Roy Lindemann Interview on Speechtechmag.com
speechtechmag.com published an article from an interview with Roy Lindemann (VoiceCorp CIO) about the launch of the webReader today: Read the whole article here: http://www.speechtechmag.com/Articles/News/News-Feature/Web-Talk-on-the-Fly-52406.aspx
The Target Store case
In a recent agreement, Target and the National Federation of the Blind settled for a class action lawsuit which had been filed by several blind users of the Target web site back in 2006. One of the main points of the agreement is Target’s obligation to make their web site fully accessible by end of February 2009. So how should one read this agreement; glass half empty or half full? The pessismists will argue that the stick is not the best method to implement long-term changes within the private sector and that only a consistent, pedagogical process will bring companies to see the benefits of making their web sites accessible. The argument here is that this will only bring about short term and highly publicized marketing stunts and even possible ways to get around these class actions by bringing teams of lawyers to creatively combat them! I don’t think so.
For the first time, this type of news will send an alarm bell to the ears of the decision makers and provide a concrete point of reference for accessibility experts to make their case without having to dig into theoretical guidelines and reports. I think that lessons will be learned and that this could be a turning point for many other major company web sites to think twice before launching or updating web sites and taking into account all the added benefits of giving equal access to their online content.

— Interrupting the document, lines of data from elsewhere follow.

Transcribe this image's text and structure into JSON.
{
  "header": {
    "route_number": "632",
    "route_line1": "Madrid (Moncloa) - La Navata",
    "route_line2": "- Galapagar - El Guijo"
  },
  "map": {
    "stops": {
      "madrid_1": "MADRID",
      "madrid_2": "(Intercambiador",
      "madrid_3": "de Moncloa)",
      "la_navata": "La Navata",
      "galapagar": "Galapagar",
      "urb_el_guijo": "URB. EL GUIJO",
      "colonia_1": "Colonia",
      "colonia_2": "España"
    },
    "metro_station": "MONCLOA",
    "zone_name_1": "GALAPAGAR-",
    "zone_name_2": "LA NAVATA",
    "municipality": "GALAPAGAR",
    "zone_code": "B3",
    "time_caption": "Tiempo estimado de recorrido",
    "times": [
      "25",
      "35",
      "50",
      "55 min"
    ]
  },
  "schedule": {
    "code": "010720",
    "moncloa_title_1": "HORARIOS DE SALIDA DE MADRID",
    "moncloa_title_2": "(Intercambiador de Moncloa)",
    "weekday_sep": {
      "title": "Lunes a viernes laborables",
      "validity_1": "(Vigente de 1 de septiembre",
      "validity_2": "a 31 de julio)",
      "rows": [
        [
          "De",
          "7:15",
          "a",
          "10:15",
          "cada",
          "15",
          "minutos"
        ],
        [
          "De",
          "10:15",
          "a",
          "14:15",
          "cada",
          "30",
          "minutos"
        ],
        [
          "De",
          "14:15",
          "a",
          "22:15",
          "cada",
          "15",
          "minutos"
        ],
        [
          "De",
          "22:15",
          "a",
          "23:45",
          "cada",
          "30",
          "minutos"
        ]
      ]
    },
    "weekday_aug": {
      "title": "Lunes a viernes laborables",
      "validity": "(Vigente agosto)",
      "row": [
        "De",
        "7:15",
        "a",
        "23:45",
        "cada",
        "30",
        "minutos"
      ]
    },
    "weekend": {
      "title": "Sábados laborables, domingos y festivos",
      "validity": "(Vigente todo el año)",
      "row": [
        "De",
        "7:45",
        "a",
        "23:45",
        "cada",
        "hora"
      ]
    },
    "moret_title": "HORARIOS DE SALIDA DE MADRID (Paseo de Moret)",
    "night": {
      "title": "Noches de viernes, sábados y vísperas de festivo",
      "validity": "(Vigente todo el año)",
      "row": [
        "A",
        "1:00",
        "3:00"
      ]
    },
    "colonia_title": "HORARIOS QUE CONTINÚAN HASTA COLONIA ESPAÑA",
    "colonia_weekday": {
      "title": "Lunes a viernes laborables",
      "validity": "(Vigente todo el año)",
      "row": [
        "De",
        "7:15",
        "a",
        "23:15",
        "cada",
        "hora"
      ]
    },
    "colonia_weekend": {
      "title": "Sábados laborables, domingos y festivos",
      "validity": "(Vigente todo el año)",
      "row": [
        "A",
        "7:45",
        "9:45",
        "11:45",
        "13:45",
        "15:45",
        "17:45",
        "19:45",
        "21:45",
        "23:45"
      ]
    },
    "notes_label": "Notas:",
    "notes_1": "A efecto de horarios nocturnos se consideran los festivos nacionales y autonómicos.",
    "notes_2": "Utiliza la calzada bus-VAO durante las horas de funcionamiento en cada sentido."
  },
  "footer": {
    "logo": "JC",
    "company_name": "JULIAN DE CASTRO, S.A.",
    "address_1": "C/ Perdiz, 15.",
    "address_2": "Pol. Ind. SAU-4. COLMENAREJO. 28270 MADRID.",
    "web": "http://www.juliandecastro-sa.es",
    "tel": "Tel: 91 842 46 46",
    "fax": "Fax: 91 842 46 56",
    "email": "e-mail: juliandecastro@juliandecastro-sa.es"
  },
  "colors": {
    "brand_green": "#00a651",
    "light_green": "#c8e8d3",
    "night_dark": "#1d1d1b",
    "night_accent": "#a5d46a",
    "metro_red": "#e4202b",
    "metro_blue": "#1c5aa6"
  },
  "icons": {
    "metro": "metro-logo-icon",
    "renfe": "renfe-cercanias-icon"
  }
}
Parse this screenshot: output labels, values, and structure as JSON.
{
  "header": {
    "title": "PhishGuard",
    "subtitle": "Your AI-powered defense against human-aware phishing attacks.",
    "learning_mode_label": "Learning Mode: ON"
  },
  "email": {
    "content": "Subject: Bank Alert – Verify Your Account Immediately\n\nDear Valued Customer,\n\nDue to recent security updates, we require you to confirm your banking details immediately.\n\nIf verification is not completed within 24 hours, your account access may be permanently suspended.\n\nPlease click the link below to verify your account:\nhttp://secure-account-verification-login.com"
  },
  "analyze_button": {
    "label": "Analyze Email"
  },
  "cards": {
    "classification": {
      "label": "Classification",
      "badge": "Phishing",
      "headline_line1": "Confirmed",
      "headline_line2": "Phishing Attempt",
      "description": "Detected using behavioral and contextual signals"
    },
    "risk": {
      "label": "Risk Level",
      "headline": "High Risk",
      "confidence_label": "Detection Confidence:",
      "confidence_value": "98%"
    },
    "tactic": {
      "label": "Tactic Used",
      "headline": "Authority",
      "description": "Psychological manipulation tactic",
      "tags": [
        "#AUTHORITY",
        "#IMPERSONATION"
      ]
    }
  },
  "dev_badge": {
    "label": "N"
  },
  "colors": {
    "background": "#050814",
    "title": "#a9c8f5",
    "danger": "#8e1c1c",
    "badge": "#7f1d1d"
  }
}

It is of course important to use best practice methods when trying to implement accessibility advice but once in a while an an agreement like the one Target and the NFB have made is a very good awakener.
Online CSR?
Here at VoiceCorp we’re convinced and obsessed that all web site owners and bloggers benefit from adding an audio version to their online content. So far, we have had a lot of our customers coming from the public arena. That is quite normal since this sector has often the obligation to provide an equal access to their information whether you suffer from a disability or use a mobile device to reach their online content for example. Making their web sites talk helps them achieve this.
But what about the private corporate sector? We are starting to see an evolution here with an increasing amount of household names contacting us and asking us what speech-enabling their web sites could help them achieve. One of the interesting trends here is that some of these companies see an audio version of their web content as part of their overall corporate social responsibility (CSR). Since more and more of their corporate information is published online, these companies are considering the impact that this could have on all those customers, partners, employees that for some reason would prefer to listen to this information rather than reading it. The most recent example of this type of behaviour comes from a world-wide leading luxury and retail group which we are unfortunately not allowed to name. We asked them the straight forward question why they wanted to provide a speaking version of their web site? The answer was not only did they want to make their content as accessible as possible to a maximum amount of visitors to their web site but that this was also part of a bigger general reflection on how they were trying to increase their CSR in all the different aspects of their day-to-day operations. Of course, the more visible parts of a CSR strategy are for example to foster employee volunteering programs or taking part in environmental actions but it is noteworthy to see that the web is now also part of this overall reasoning. At the end of the day, CSR whether it is done offline or online is all about reaching beyond purely business objectives and making the world a better place to live in no?